Approach: Replaced static schema injection with a meta-tool design. The agent issues keyword queries against an internal tool registry; only matched schemas are injected into the active context window.

Outcome: 70% reduction in customer issue triage time; 3x faster time-to-insight for internal data queries.

Dropbox Dash — retrieval API consolidation

Problem: Connecting the model to dozens of app-specific retrieval APIs produced analysis paralysis — the model spent context budget on API selection rather than answering queries.

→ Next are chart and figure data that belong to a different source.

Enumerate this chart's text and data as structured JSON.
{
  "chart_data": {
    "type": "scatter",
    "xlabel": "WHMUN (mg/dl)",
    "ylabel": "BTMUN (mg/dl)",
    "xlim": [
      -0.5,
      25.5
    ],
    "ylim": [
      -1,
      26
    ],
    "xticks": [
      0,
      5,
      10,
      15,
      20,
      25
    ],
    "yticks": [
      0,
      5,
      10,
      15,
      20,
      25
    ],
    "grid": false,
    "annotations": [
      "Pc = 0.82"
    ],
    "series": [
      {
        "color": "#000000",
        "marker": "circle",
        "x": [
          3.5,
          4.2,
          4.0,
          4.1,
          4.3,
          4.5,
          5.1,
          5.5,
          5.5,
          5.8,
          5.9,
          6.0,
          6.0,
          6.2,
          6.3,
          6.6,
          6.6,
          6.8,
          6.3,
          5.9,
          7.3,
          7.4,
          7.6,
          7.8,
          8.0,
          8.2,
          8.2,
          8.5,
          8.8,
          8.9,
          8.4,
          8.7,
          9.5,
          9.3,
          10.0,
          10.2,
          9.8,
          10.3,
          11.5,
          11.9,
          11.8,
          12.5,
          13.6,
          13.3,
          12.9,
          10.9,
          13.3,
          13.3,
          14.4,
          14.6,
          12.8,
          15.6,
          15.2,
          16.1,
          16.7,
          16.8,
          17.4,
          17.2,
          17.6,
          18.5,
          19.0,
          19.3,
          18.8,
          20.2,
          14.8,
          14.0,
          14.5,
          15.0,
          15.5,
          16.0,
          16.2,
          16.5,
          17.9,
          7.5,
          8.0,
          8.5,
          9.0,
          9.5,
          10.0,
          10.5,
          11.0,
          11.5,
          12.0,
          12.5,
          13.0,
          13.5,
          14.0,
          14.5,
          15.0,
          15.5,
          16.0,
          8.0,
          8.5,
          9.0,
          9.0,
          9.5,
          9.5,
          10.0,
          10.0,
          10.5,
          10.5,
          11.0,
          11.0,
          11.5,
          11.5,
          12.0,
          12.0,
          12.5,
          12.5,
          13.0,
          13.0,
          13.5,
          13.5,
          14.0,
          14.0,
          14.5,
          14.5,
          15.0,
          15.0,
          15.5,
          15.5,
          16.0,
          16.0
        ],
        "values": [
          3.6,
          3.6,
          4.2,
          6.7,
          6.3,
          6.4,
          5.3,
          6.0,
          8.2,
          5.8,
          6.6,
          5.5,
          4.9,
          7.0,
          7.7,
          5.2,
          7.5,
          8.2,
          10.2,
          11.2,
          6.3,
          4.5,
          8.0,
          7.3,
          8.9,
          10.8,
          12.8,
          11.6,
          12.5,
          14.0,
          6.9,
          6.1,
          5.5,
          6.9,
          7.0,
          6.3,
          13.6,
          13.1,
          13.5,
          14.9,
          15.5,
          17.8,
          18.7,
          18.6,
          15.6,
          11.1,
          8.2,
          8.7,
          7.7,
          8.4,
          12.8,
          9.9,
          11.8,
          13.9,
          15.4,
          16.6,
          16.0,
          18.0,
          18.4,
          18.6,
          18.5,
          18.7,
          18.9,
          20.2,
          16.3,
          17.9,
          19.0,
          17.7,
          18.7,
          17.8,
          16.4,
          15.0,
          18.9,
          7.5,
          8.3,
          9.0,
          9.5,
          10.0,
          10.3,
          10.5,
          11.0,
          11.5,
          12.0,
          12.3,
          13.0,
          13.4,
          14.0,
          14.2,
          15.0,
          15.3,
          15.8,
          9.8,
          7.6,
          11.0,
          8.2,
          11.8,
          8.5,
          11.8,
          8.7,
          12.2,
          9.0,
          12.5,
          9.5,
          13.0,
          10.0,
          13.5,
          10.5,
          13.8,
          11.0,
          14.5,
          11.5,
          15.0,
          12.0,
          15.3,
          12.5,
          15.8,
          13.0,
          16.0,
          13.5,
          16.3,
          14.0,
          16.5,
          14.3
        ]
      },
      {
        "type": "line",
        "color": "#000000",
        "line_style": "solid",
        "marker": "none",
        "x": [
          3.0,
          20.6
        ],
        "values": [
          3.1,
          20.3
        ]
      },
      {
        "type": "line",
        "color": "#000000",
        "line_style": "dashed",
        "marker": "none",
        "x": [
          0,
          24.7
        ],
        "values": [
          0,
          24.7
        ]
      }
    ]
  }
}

Approach: Replaced disparate APIs with a single universal search index backed by a knowledge graph. Complex query construction was isolated into a dedicated sub-agent, freeing the main planner’s context window for reasoning.

Spotify — parallel agent isolation

Problem: Sequential multi-step workflows accumulated context across planning, budget allocation, and media scheduling — unrelated state from early steps persisted into later ones.

Approach: Decomposed the pipeline into parallel agents (routing, goal resolution, budget, media planning), each operating in an isolated context window.

Outcome: Media plan creation time reduced from 15–30 minutes to 5–10 seconds.

The shared pattern across all three cases: decompose context ownership, never let a single window carry the full task state.

The core constraint

Every token in the context window competes for the model’s attention. Tool schemas, conversation history, retrieved documents, system instructions — all draw from the same finite budget.

The engineering question is not “how large is the window?” but “what deserves to be in it at this step?”

Treating context as a dynamic, tiered pipeline — assembled per request, pruned under pressure, isolated across agents — is the difference between a system that scales and one that degrades silently as usage grows.